Bursting oscillations of a geometrical nonlinear system with a third-order catastrophe point

Bursting oscillations of a geometrical nonlinear system with a third-order catastrophe point are investigated. The third-order catastrophe point is a high order cusp point at which the geometrical nonlinear system can achieve the third-order quasi-zero stiffness for vibration isolation. The symmetry of triple-wells, double-wells and single-wells near the catastrophe point is broken due to the introduction of a slow-varying parameter, which results in the appearance of asymmetrical triple-wells, double-wells and single wells. Complex evolution dynamics of both the non-autonomous system and the generalized autonomous system are studied through a natural connection that treats the low frequency excitation as a slow-varying parameter. Bursting oscillations are found and the mechanisms are revealed through the analysis of asymmetrical global dynamics. The relations between the isolation performance and bursting oscillations are studied through the coordinates corresponding to the force transmissibility.
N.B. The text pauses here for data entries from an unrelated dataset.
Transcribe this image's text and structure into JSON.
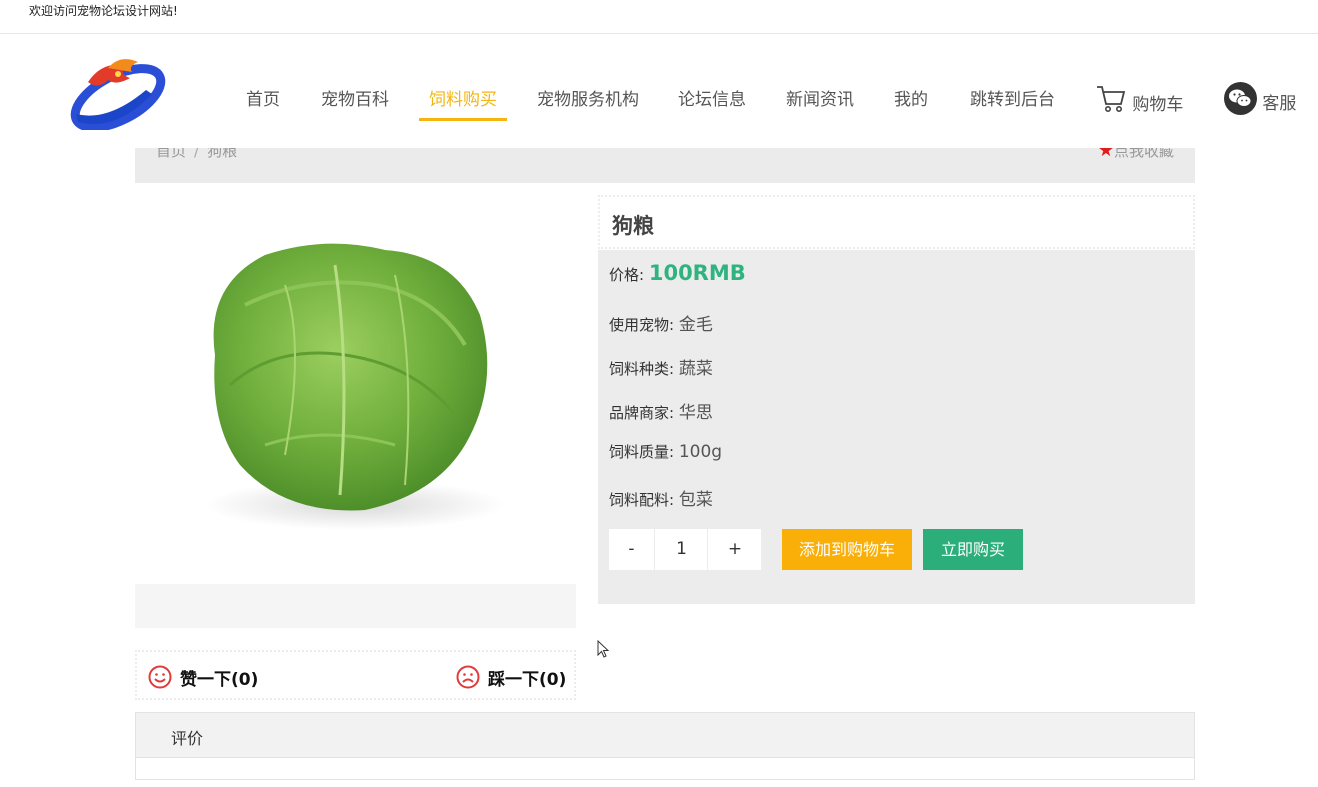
{
  "topbar": {
    "welcome": "欢迎访问宠物论坛设计网站!"
  },
  "nav": {
    "items": [
      {
        "label": "首页"
      },
      {
        "label": "宠物百科"
      },
      {
        "label": "饲料购买"
      },
      {
        "label": "宠物服务机构"
      },
      {
        "label": "论坛信息"
      },
      {
        "label": "新闻资讯"
      },
      {
        "label": "我的"
      },
      {
        "label": "跳转到后台"
      }
    ],
    "cart_label": "购物车",
    "service_label": "客服",
    "active_color": "#f5b50f"
  },
  "breadcrumb": {
    "home": "首页",
    "separator": "/",
    "current": "狗粮"
  },
  "favorite_label": "点我收藏",
  "product": {
    "title": "狗粮",
    "price_label": "价格:",
    "price": "100RMB",
    "fields": [
      {
        "label": "使用宠物:",
        "value": "金毛"
      },
      {
        "label": "饲料种类:",
        "value": "蔬菜"
      },
      {
        "label": "品牌商家:",
        "value": "华思"
      },
      {
        "label": "饲料质量:",
        "value": "100g"
      },
      {
        "label": "饲料配料:",
        "value": "包菜"
      }
    ],
    "quantity": "1",
    "minus_label": "-",
    "plus_label": "+",
    "add_to_cart_label": "添加到购物车",
    "buy_now_label": "立即购买"
  },
  "votes": {
    "like_label": "赞一下(0)",
    "dislike_label": "踩一下(0)"
  },
  "review": {
    "title": "评价"
  },
  "colors": {
    "accent": "#f5b50f",
    "price": "#2fb37f",
    "cart_button": "#f9ae08",
    "buy_button": "#2cae7a",
    "vote_icon": "#e03a3a",
    "favorite_star": "#e01c1c"
  }
}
Results showed that both the increase of geometrical parameters and the introduction of the nonlinear damping with multiple roots could result in the appearance of more quiescent states. A novel step-up curve of inter spike intervals for quiescent states is found which corresponds to the fish-scale curve of inter spike intervals for spiking states. A smaller excitation amplitude can be used to generate the inter spike intervals of spiking states which means that vibrations can be observed earlier with the increase of the small stiffness and small restoring force regions near the origin. Low transmissibility can be achieved when the system trajectory reaches its amplitude at the quiescent states for any situation near the third-order catastrophe point.